Cuando terminó la escuela, su idea fue seguir Ingeniería Mecánica o una carrera afín, pero su hermano también pretendía estudiar y para los dos no alcanzaba. "Es cierto. Yo finalmente me recibí de maestro, pero no ejercí nunca", confiesa. El implacable imán de la mecánica lo atrajo para siempre y lo llevó a vivir buena parte del día dentro de un taller.

"En una oportunidad vinieron Ferroni y Pasoni a verme porque necesitaban instalar la parte eléctrica de una máquina en la Cooperativa de Productores. Lo cierto es que yo en la electricidad de autos me estaba defendiendo, pero en trifásica no sabía nada. Pero prácticamente me obligaron a hacerlo porque no había nadie en la colonia que pudiera. En realidad no había otro y bueno, me animé. En seis o siete años estaba atendiendo a todos los galpones en su parte eléctrica. En el camino encontré a mucha gente que me ayudó y que me enseñó algo: eso debo agradecerlo sinceramente", afirma.

Apunten los cañones

En ese contexto, vale decir que años atrás Anselmo protagonizó un movimiento para lograr una defensa activa frente a las continuas tormentas de granizo que destruían las cosechas de frutales.

Junto a un grupo de chacareros impulsó la puesta en marcha de los cañones antigranizo. Incluso construyó los primeros cinco aparatos en su taller, ubicado en el corazón de Colonia Juliá y Echarren. Tras innumerables viajes, análisis y diseños a prueba y error, confluyeron en una defensa integral que desde hace varios años viene dando resultados satisfactorios.

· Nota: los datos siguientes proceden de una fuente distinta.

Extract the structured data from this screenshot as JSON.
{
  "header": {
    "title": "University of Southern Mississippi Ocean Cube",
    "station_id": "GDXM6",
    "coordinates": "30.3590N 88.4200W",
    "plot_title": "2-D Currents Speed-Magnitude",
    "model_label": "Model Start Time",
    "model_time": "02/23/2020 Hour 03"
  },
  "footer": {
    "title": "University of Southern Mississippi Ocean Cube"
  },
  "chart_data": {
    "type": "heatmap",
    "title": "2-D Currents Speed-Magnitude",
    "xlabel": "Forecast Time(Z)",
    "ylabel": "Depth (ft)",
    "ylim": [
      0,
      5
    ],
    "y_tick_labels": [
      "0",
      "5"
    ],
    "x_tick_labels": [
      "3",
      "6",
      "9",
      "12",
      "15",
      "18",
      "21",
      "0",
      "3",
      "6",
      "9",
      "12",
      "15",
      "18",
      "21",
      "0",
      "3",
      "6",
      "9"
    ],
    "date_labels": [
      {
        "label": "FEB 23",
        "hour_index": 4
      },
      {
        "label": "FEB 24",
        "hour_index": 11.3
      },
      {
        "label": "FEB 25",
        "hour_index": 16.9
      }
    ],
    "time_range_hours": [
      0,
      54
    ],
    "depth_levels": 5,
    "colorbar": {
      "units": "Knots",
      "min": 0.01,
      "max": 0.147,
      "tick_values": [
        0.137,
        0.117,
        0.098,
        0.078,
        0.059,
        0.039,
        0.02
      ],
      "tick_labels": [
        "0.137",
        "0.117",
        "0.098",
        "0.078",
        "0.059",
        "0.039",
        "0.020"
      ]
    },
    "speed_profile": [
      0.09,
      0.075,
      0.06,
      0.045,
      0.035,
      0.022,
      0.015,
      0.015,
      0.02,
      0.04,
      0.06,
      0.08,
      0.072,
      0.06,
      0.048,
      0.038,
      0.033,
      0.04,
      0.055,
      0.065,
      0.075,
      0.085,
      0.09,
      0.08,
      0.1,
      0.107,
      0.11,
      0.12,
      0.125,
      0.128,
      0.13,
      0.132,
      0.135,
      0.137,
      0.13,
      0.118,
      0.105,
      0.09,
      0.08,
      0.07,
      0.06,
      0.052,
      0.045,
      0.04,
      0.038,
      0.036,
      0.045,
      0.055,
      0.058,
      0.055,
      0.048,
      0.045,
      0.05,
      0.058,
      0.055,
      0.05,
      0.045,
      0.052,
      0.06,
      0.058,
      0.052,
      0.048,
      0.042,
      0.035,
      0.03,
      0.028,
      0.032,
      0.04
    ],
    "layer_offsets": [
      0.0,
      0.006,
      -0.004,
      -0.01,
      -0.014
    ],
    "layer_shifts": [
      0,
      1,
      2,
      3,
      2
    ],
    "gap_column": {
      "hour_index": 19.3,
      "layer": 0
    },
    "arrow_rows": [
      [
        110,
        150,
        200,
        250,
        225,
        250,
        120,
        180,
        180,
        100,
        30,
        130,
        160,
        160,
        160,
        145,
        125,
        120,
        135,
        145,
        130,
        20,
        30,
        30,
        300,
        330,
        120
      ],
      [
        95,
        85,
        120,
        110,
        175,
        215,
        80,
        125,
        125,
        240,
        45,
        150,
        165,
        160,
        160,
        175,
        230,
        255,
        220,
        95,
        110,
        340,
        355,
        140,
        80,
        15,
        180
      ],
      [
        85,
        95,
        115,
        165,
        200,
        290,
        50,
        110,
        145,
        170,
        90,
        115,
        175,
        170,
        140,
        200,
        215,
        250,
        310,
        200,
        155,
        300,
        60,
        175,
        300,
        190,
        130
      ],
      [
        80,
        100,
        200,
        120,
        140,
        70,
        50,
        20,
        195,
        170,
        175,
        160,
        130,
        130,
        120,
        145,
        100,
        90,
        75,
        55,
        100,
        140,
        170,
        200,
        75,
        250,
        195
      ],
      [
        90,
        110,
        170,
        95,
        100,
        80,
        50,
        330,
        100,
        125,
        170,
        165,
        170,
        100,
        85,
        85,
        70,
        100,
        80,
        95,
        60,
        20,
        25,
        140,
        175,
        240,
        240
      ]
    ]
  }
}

En la actualidad Anselmo está embarcado en un nuevo proyecto que podría sumar eficiencia y reducir costos en las tareas culturales de las chacras: trabaja en el desarrollo de una máquina de curar automotriz que está en la etapa de diseño y que pretende plasmar en un prototipo durante el 2009. "Habría que cambiar el concepto de cura. En la colonia se está usando desde hace 45 años el mismo sistema, con pulverizadoras con mucho viento. Las innovaciones consistieron en sumar más viento, más fuerza y más agua. De 1.000 litros que se utilizaban antes por hectárea, ahora estamos en 3.000 litros. Cuando pasa la máquina se observa que la fruta y la hoja tienen una gota en la punta inferior. Se está tirando demasiado remedio", diagnostica.

"Pretendo hacer una máquina con menos turbulencia pero más alcance, con picos pulverizadores que hagan una neblina, con baja presión. Hay que aclarar que el método en cuestión es para el sistema de conducción tipo espaldera, no para monte abierto", especifica.

Tras explicar su nuevo desafío, Anselmo vuelve al mundo de sus "fierros", a su taller, que es un verdadero punto de referencia en Colonia Juliá y Echarren.

Anselmo comparte la vida cotidiana con su compañera Mabel Miranda y dos hijas de 17 y 15 años.